English-born American industrialist (1801–1884)

William Procter (7 December 1801 – 4 April 1884) was an English-born American industrialist and candlemaker who co-founded Procter & Gamble in 1837, along with James Gamble.

==Early life==
Procter was born on 7 December 1801, in Herefordshire, and educated at Lucton School. He entered into business in 1818 and was connected with the clothing industry in London in the late 1820s. His store was robbed and he was later mired in huge amount of debt. In 1827, he became influenced by William Hooper, who by his admiration of America persuaded Procter to emigrate there.

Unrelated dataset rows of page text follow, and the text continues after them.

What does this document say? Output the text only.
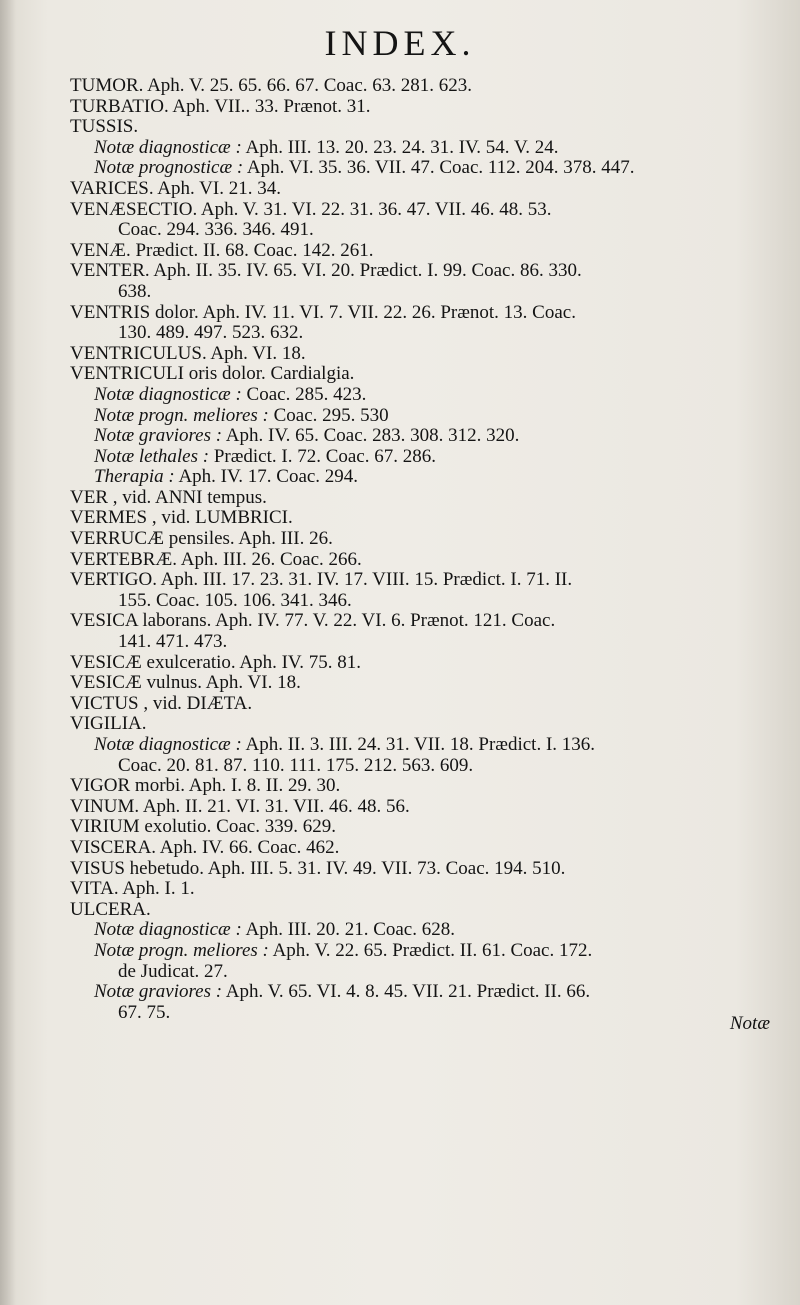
INDEX.
TUMOR. Aph. V. 25. 65. 66. 67. Coac. 63. 281. 623.
TURBATIO. Aph. VII.. 33. Prænot. 31.
TUSSIS.
Notæ diagnosticæ : Aph. III. 13. 20. 23. 24. 31. IV. 54. V. 24.
Notæ prognosticæ : Aph. VI. 35. 36. VII. 47. Coac. 112. 204. 378. 447.
VARICES. Aph. VI. 21. 34.
VENÆSECTIO. Aph. V. 31. VI. 22. 31. 36. 47. VII. 46. 48. 53.
Coac. 294. 336. 346. 491.
VENÆ. Prædict. II. 68. Coac. 142. 261.
VENTER. Aph. II. 35. IV. 65. VI. 20. Prædict. I. 99. Coac. 86. 330.
638.
VENTRIS dolor. Aph. IV. 11. VI. 7. VII. 22. 26. Prænot. 13. Coac.
130. 489. 497. 523. 632.
VENTRICULUS. Aph. VI. 18.
VENTRICULI oris dolor. Cardialgia.
Notæ diagnosticæ : Coac. 285. 423.
Notæ progn. meliores : Coac. 295. 530
Notæ graviores : Aph. IV. 65. Coac. 283. 308. 312. 320.
Notæ lethales : Prædict. I. 72. Coac. 67. 286.
Therapia : Aph. IV. 17. Coac. 294.
VER , vid. ANNI tempus.
VERMES , vid. LUMBRICI.
VERRUCÆ pensiles. Aph. III. 26.
VERTEBRÆ. Aph. III. 26. Coac. 266.
VERTIGO. Aph. III. 17. 23. 31. IV. 17. VIII. 15. Prædict. I. 71. II.
155. Coac. 105. 106. 341. 346.
VESICA laborans. Aph. IV. 77. V. 22. VI. 6. Prænot. 121. Coac.
141. 471. 473.
VESICÆ exulceratio. Aph. IV. 75. 81.
VESICÆ vulnus. Aph. VI. 18.
VICTUS , vid. DIÆTA.
VIGILIA.
Notæ diagnosticæ : Aph. II. 3. III. 24. 31. VII. 18. Prædict. I. 136.
Coac. 20. 81. 87. 110. 111. 175. 212. 563. 609.
VIGOR morbi. Aph. I. 8. II. 29. 30.
VINUM. Aph. II. 21. VI. 31. VII. 46. 48. 56.
VIRIUM exolutio. Coac. 339. 629.
VISCERA. Aph. IV. 66. Coac. 462.
VISUS hebetudo. Aph. III. 5. 31. IV. 49. VII. 73. Coac. 194. 510.
VITA. Aph. I. 1.
ULCERA.
Notæ diagnosticæ : Aph. III. 20. 21. Coac. 628.
Notæ progn. meliores : Aph. V. 22. 65. Prædict. II. 61. Coac. 172.
de Judicat. 27.
Notæ graviores : Aph. V. 65. VI. 4. 8. 45. VII. 21. Prædict. II. 66.
67. 75.
Notæ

He arrived in the United States in 1830 and began to manufacture candles in New York City. He moved west with his first wife, Martha Peat Procter. She died during their westward journey in Cincinnati, Ohio, in 1832.

==Procter & Gamble==
Planning only on staying for a short while before resuming his relocation plans, he decided to stay and spent the remainder of his life in Cincinnati. He started his business and, in 1833, married Olivia Norris, who was the daughter of a prominent candle maker in the city. At his father-in-law Alexander Norris's suggestion, he joined forces in 1837 with his brother-in-law, James Gamble, to establish the company that bears their names. Both needed pig fat and Norris's proposal allowed them to procure large quantities from suppliers at a lower cost. The company began to manufacture Ivory soap and profits grew to enormous proportions.

His son William Alexander Procter and grandson William Cooper Procter were company presidents.

Procter is buried in Spring Grove Cemetery, as is his business partner, James Gamble.